Ink ran into trouble sooner than she’d expected. She was about to make camp, taking out the flint and tinderbox to light the fire when a giant silhouette loomed over her. Legs, lots and lots of black hairy legs. Ink inwardly called to Morgal and the power to give death consumed her.  
“Chill touch,” she uttered quietly. 
A milky mist spun and grew before her then diffused revealing a skeletal hand with long black fingernails. She spun and managed to dodge just in time as a web flew towards where she’d just been. She sent the skeletal hand at the menacing giant spider scuttling towards her, its pincers salivating dripping saliva, and then pulled out her rapier from its scabbard. A wickedness that she never knew she possessed filled her as her hand touched the spider assailing the creature with the chill of the grave. Ink laughed maliciously and attacked with her sword, drawing blood from a hairy limb.  
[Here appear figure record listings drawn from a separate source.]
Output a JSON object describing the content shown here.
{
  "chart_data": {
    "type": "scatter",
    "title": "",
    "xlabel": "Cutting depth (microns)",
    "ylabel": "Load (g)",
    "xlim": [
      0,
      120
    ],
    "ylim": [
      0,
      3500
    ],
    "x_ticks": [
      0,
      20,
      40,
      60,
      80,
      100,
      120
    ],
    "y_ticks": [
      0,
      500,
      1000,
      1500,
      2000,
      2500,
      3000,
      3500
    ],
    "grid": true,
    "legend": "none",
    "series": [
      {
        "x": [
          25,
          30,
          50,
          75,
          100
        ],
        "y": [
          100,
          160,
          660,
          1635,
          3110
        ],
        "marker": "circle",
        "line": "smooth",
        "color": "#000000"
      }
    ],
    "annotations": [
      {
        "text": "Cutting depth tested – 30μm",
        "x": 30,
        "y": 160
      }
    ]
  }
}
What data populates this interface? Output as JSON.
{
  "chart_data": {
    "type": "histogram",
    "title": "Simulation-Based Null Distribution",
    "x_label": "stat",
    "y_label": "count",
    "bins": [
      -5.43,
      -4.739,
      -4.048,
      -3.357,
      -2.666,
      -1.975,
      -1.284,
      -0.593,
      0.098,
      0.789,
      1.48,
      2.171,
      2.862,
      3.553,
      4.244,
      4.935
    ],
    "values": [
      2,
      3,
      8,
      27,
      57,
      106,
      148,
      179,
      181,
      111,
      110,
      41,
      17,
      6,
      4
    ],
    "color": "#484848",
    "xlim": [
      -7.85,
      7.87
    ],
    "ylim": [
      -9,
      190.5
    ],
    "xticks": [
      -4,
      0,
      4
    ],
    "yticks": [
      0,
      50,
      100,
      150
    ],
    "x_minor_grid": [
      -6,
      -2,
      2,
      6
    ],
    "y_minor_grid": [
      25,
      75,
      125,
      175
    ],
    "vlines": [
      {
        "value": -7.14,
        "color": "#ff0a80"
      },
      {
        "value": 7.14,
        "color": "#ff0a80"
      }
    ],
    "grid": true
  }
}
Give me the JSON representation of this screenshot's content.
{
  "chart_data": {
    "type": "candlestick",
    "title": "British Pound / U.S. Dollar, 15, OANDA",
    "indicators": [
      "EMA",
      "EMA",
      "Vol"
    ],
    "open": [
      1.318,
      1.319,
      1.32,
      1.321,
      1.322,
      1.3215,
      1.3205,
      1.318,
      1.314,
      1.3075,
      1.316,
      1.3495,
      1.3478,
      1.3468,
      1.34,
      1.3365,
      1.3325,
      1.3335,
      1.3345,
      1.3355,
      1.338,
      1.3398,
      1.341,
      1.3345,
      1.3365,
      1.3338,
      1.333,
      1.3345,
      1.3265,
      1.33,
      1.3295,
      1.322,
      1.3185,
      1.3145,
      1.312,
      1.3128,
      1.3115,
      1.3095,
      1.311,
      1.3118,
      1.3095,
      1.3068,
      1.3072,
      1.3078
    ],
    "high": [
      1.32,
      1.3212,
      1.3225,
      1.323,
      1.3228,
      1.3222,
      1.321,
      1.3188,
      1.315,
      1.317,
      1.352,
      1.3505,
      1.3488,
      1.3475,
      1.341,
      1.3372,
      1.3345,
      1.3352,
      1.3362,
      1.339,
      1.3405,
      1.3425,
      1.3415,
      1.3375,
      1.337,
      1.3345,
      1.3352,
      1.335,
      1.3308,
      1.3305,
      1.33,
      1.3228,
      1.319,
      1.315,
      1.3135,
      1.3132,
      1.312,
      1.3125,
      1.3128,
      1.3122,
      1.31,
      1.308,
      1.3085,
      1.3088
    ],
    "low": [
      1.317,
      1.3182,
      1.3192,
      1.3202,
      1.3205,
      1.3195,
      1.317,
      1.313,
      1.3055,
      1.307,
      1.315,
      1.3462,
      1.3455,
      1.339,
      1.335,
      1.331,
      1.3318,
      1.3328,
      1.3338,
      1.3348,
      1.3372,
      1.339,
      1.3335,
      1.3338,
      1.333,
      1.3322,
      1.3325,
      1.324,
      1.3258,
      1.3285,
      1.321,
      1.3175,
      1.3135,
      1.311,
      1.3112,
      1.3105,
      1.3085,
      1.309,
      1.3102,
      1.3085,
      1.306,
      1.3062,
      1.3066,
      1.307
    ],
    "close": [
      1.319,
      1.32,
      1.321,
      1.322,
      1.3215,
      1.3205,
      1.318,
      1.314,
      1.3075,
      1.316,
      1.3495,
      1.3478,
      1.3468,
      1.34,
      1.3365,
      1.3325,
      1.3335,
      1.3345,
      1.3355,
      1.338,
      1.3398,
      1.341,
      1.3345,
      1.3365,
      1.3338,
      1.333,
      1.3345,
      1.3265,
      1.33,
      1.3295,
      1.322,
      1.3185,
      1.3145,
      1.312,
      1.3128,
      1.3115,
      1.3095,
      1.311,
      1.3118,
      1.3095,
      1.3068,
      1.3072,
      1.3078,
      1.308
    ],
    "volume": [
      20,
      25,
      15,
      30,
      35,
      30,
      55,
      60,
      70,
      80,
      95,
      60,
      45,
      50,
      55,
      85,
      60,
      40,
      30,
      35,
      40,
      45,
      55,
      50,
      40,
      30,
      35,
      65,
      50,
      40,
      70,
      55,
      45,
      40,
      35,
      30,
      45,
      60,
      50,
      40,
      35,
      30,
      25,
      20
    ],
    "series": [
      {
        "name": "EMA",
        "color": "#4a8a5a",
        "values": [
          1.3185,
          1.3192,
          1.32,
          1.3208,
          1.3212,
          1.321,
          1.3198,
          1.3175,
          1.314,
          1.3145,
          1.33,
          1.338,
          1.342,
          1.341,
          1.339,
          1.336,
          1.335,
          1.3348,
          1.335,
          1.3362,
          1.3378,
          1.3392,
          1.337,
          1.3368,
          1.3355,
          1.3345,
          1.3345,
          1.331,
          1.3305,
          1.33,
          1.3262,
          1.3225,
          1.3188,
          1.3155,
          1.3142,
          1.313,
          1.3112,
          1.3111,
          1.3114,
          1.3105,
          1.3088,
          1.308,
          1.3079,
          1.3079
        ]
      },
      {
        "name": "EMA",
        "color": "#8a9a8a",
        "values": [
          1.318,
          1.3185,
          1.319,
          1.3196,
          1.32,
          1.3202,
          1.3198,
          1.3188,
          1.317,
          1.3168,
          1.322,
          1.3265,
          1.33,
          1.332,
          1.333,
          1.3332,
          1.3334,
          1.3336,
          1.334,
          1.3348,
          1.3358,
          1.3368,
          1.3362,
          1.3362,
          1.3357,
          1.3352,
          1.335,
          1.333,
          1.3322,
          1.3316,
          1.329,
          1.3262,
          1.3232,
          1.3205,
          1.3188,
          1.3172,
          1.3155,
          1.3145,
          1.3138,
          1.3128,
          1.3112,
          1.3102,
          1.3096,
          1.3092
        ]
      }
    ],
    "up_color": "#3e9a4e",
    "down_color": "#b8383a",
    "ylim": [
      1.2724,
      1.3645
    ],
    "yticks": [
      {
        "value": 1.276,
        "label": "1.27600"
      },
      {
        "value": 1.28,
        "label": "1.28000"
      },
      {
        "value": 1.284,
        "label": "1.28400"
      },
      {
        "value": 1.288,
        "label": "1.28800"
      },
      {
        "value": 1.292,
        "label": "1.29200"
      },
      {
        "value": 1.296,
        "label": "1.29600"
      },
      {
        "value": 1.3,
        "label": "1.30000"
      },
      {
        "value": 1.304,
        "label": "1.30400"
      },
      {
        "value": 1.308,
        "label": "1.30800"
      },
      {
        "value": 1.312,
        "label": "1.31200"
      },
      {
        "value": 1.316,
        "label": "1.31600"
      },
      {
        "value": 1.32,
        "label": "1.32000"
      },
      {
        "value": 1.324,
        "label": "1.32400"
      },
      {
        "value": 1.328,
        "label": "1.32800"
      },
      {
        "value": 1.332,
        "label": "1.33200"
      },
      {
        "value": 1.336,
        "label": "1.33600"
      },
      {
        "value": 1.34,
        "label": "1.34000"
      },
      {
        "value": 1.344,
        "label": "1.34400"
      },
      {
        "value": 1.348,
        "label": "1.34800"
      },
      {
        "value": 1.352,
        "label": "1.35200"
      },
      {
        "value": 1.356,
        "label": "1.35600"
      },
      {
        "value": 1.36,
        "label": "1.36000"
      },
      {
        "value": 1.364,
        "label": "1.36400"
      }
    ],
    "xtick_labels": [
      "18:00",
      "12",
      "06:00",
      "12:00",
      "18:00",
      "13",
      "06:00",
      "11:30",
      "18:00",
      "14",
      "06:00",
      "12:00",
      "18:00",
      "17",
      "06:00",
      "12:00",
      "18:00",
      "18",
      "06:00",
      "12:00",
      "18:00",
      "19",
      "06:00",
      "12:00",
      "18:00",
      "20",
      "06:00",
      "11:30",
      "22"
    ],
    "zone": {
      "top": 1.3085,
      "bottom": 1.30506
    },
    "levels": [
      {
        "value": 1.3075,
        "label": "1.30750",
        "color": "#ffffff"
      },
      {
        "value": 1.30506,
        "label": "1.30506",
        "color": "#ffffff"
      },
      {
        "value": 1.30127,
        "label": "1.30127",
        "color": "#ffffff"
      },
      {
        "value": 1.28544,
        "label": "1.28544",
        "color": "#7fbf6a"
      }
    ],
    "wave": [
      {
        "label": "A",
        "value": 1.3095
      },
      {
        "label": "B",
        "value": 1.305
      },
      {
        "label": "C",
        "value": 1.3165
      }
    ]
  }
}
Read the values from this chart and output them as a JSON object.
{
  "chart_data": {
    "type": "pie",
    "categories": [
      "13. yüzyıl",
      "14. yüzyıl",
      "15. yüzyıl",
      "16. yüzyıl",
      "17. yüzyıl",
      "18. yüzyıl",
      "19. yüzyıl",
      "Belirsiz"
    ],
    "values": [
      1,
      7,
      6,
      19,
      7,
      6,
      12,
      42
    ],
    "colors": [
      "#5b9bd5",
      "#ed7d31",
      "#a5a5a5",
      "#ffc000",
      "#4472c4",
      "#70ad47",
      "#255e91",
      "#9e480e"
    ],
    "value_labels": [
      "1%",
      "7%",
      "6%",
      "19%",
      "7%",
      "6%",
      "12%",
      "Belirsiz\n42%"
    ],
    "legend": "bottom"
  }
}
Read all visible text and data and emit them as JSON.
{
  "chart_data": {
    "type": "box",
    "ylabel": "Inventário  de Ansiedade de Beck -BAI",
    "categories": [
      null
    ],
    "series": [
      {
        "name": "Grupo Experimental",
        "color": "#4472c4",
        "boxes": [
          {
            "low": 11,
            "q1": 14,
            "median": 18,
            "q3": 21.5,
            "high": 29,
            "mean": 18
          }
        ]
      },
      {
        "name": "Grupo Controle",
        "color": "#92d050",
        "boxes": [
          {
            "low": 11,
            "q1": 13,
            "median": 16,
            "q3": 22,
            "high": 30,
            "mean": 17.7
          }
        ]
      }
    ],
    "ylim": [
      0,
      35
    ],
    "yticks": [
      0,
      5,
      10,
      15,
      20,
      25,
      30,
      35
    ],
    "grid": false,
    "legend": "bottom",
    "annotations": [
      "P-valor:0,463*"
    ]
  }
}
She disappeared her hand and cast Ray of Sickness at the creature as it tried to bite her. The spell hit the spider in its eyes, shrieking, it began to weaken wobbling on its legs, however still fearsome enough to try to skewer her with one of its thick appendages. Ink ducked just in time and came back up with another swing of her sword. Malevolent energy surge into her fingers and a black beam of energy sprang into the opening mouth of the spider, as she pointed at it. It quivered snapping its pincers, allowing for Ink to jump up and sink her rapier into one of its many eyes. 
The giant spider cried out, then keeled over, jerking. Soon it lay still in the blooming moonlight. Breathing hard, Ink pulled her sword out of the spider’s carcass, whipping its blood on its grotesquely hairy body. Paper rustled behind her. She knew that sound. Ink turned and gaped. She hadn't brought it out. It had been packed near to bottom of her bag. 
The pages of the Inks diary flapped in an unseen wind drawing her back to her half-made fire. As ink move to pick up the journal the pages stopped on a plank page and red ink oozed onto the sheet forming words.  
Good, Ink! Let the undead arcane move through your spirit. You are now wholly mine. Scribe for me the death of this creature for all things die eventually and are brought to my gates at the end of everything. With the killing of this creature you are helping me advance death in the world. Help me organize my list and take notes, for in a year we will be one step closer… The inked words seemed to gloat.  
Ink watched as the words slowly melted away leaving a plank page. Taking a deep breath, she pulled out her ink and quill, and in the shadow of the dead spider she began her record.